When choosing outdoor furniture, it is good to continue the feel of the design theme you have within the rest of your home. However, a nice way to add colour is with cushion scarabs and scatter cushions, bean bags and accessories like an outdoor dining set or placemats. These can be changed yearly for a different aesthetic if desired.
What are your tips for creating an outdoor kitchen/barbecue area?
At Armstrong Interiors we have experience with designing outdoor barbecue areas. Using UV-based materials and hardwearing options for extreme weather elements is a must. Outdoor kitchen taps and sinks all need to be of marine quality. Fireplaces also complement and tie in the materials, scales and proportions for an overall timeless design.
What are some exterior must-haves for summer?
It is more and more popular to have an outdoor seating/lounge area. I recommend either a modular sofa with side tables and a centre table, or two outdoor sofas of the same size and a couple of matching chairs and perhaps an outdoor rug.
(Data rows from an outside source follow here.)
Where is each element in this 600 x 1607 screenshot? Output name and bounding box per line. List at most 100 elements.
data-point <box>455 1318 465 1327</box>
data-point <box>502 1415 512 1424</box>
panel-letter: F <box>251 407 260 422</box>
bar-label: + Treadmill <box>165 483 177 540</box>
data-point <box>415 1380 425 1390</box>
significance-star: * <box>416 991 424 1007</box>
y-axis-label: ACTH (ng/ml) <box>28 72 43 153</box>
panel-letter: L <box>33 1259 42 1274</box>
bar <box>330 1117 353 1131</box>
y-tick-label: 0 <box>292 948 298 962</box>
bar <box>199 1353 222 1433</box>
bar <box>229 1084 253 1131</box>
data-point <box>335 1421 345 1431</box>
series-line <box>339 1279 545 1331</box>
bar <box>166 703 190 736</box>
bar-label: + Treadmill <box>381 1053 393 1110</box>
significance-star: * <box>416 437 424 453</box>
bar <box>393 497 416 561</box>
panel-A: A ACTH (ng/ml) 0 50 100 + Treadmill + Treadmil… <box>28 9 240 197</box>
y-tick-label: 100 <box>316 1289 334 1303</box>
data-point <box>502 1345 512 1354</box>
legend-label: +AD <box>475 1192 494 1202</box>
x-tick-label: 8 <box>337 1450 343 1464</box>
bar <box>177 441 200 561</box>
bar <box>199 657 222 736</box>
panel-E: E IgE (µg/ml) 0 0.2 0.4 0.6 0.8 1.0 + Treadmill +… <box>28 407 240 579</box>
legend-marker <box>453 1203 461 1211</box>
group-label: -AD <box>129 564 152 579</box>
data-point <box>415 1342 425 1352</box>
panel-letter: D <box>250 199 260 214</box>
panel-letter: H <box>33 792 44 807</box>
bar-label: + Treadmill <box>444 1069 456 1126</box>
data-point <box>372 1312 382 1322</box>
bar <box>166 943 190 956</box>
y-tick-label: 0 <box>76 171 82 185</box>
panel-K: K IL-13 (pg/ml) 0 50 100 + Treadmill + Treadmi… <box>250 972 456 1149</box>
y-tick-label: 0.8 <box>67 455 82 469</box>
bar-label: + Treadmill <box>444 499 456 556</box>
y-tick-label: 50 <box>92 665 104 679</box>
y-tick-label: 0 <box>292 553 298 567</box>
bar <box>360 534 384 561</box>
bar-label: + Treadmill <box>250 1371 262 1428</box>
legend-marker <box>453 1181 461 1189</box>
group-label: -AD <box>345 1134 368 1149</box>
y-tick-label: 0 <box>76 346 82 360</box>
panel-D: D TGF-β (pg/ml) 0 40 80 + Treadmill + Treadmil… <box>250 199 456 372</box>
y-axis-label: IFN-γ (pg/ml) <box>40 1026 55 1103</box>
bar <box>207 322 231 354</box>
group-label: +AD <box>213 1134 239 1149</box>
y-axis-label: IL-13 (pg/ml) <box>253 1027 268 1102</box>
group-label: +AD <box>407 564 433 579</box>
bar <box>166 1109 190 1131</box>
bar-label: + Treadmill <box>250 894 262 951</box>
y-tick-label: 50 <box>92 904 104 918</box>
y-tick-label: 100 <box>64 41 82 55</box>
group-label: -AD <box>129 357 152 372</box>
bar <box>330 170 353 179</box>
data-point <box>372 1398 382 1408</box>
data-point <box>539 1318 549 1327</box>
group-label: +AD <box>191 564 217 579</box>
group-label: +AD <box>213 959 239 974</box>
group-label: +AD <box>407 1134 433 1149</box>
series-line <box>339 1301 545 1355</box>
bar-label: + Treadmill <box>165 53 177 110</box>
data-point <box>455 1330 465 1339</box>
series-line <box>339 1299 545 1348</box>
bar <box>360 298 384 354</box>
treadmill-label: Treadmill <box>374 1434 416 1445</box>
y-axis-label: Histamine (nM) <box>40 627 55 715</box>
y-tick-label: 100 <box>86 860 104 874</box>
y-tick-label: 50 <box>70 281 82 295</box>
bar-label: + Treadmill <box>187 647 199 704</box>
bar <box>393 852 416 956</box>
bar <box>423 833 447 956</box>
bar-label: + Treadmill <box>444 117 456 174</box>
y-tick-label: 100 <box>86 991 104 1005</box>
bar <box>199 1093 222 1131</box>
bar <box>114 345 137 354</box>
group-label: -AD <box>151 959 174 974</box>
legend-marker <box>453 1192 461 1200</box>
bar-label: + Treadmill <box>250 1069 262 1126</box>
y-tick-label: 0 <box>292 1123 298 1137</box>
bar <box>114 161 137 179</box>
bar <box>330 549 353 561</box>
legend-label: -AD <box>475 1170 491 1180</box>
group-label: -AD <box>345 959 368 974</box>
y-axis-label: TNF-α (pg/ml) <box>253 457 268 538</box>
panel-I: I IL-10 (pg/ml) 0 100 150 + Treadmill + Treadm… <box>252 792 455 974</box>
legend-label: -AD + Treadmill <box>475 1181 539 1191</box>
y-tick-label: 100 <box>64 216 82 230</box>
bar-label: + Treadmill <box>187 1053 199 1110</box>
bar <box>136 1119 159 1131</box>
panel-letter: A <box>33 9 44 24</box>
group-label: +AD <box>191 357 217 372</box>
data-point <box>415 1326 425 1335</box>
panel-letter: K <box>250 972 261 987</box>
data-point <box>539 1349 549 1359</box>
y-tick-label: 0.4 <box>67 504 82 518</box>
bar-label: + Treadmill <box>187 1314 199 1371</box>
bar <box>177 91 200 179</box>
The idea is to treat this like an outdoor room – keep the space intimate and not too spread out. Have some big blankets on-hand ready to wrap around yourself when the nights become a bit cooler in temperature.
Spring is the season of transformation when it comes to our humble abode. But according to award-winning interior designer Angelique Armstrong from Armstrong Interiors, this season is about so much more than the archetypal spring clean.
With spring finally here, what does this mean from an interior design perspective?
Consider your family – how do they want to live, what makes them feel good, what do they need to improve about their living space and minds? The arrival of spring brings freshness, fragrance and finally opening the doors to let the sunshine in. So a nice way to freshen up your home is to have a good tidy up of things you have accumulated during winter. It’s a chance to simplify your bench tops and re-style your furniture layout. Your interiors have the power to change your mood.
After winter’s heavy throws and blankets, how do we style beds for spring?
This is a nice time to take the darker, moody, warm tones away and replace them with soft greys and whites. We still need warmth, so maybe change things up with a lighter throw on the end of the bed and new cushions. Try sleeping in linen sheets; this will be lovely change.
With the end of the year fast approaching, when is the best time to get started on home projects?
Spring is always a busy time, coming into the silly season, with Labour Weekend and Show Week just around the corner. Easy yet effective changes include adding cushions, painting a room (a cost-effective way to get a fabulous new feel), changing accessories or new curtains to instantly change the feel.
We have been spoilt with choice of colours over the winter with mustards, oranges and dark greens. What colour trends are we looking at for spring?
I have just painted and restyled my own bedroom for spring. I used Resene Quarter Rice Cake. This is a creamy white; warm and fresh. Great for villas or for someone looking for more than just white. I have accessorised with a soft floral pot plant, new cushions on my bed in Liberty Florian, with piped edge and backing in velvet, and very soft dove grey linen duvet and white sheets. Feminine colour tones and patterns. This summer, florals are in and I was in the mood for ‘soft and pretty’.